Dickens’ classic ‘David Copperfield’ speaks to contemporary readers

Allison Hawbaker, IV Leader Columnist

“Whether I shall turn out to be the hero of my own life, or whether that station will be held by anybody else, these pages must show.” So begins one of Charles Dickens’ most popular works. Published originally as a serial then as a complete work in 1850, “David Copperfield” is the only one of Dickens’ fourteen completed novels to be told in the first person point-of-view and solely through the perspective of one character. “David Copperfield,” along with many of his other stories, contains autobiographical elements from Dickens’ life. The most notable of these is the character of Mr. Macawber from “David Copperfield,” an ambitious man who is constantly running from debtor’s prison, who was based off of Dickens’ own father.
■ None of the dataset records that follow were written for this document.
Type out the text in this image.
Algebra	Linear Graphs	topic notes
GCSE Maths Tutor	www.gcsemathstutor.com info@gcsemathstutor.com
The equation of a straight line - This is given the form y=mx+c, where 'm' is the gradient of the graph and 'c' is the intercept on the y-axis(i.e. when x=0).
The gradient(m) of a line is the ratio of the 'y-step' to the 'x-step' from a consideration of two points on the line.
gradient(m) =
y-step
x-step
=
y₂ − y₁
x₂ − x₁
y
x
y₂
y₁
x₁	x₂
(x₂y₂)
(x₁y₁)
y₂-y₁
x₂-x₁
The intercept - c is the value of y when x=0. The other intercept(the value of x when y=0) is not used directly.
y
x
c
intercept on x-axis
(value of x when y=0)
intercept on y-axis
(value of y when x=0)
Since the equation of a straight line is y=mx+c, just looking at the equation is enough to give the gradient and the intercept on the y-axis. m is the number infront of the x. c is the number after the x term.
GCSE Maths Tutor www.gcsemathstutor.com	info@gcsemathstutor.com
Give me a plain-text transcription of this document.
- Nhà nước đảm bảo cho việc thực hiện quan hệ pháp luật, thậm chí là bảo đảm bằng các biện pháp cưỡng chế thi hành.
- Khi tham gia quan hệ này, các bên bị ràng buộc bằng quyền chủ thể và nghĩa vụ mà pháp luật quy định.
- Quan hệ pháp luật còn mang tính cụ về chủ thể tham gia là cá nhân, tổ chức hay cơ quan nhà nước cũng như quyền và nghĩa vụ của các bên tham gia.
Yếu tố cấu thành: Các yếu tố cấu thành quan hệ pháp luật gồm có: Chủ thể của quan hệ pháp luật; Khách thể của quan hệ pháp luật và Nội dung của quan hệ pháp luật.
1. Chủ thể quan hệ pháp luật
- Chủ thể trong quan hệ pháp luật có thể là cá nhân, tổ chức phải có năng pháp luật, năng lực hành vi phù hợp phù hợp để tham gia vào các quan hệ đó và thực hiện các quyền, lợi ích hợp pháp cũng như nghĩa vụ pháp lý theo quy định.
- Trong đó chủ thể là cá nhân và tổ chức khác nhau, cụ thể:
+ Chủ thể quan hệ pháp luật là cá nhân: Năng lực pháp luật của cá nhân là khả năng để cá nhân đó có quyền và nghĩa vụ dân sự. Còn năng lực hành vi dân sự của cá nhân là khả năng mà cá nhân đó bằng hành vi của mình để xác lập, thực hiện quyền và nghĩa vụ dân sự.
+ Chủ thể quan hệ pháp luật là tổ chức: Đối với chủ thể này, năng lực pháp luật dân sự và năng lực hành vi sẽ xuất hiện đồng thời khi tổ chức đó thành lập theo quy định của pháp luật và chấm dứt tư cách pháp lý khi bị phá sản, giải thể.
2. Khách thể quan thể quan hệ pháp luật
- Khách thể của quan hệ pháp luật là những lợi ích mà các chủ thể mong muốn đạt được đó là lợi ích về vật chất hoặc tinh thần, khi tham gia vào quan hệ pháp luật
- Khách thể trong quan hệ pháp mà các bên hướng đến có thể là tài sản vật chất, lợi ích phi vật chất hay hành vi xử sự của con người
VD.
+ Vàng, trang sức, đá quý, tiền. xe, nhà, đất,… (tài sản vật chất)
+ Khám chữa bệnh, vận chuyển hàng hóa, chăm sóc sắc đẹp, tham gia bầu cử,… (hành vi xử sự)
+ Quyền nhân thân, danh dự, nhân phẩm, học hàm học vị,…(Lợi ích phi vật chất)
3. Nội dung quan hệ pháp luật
“David Copperfield” is the story of an orphan who finds himself in rough situations. His step-father and step-aunt mistreat him and suppress his mother, making her believe that he is a bad child. He is sent away to a squalid boarding school where he becomes friends with the roguish Steerforth. After the death of his mother, David is sent to his step-father’s bottle factory where he cleans bottles in poor working conditions while boarding with the Macawbers who are constantly hounded by money lenders. Eventually, he runs away, and his great-aunt adopts him and provides him with a good education and a profession. During this time, he meets his future wife and begins to establish himself. He renews an acquaintance with an old friend and suffers under the betrayal of another. He also watches a dear friend and her father suffer under the oppression of a very conniving, “humble” man.

“David Copperfield”, though written so long ago, has themes that are familiar to us today. David struggles with the betrayal of one of the dearest friends of his childhood. This man that everyone believed to be honorable, seduces, runs away with, then abandons a trusting, yet vain young woman who was engaged at the time. The sense of betrayal and wrong is not easily forgotten. The idea of “friend-zoning” is also present as David doesn’t realize that the girl who was like a sister to him was in love with him, even though he often confided to her all of his wild fancies about other girls.

Understanding the tumultuous, progressive, yet stodgy time in which Charles Dickens lived often helps the reader to understand his stories better. His works, including “David Copperfield”, are a social commentary on his time, particularly on the treatment of the lower classes in the cities. Because of this, he often wrote about dark places, evil people, and sinful situations. Despite all of this, his stories contain a great deal of humor and wit. Combining this with his complicated plot lines and the generally large cast of characters, he created his unique style that is so memorable today. “David Copperfield” was the first novel by Dickens that I ever read. His complexity and wit caused me to fall in love with his style and continues to charm many other readers of classic literature today.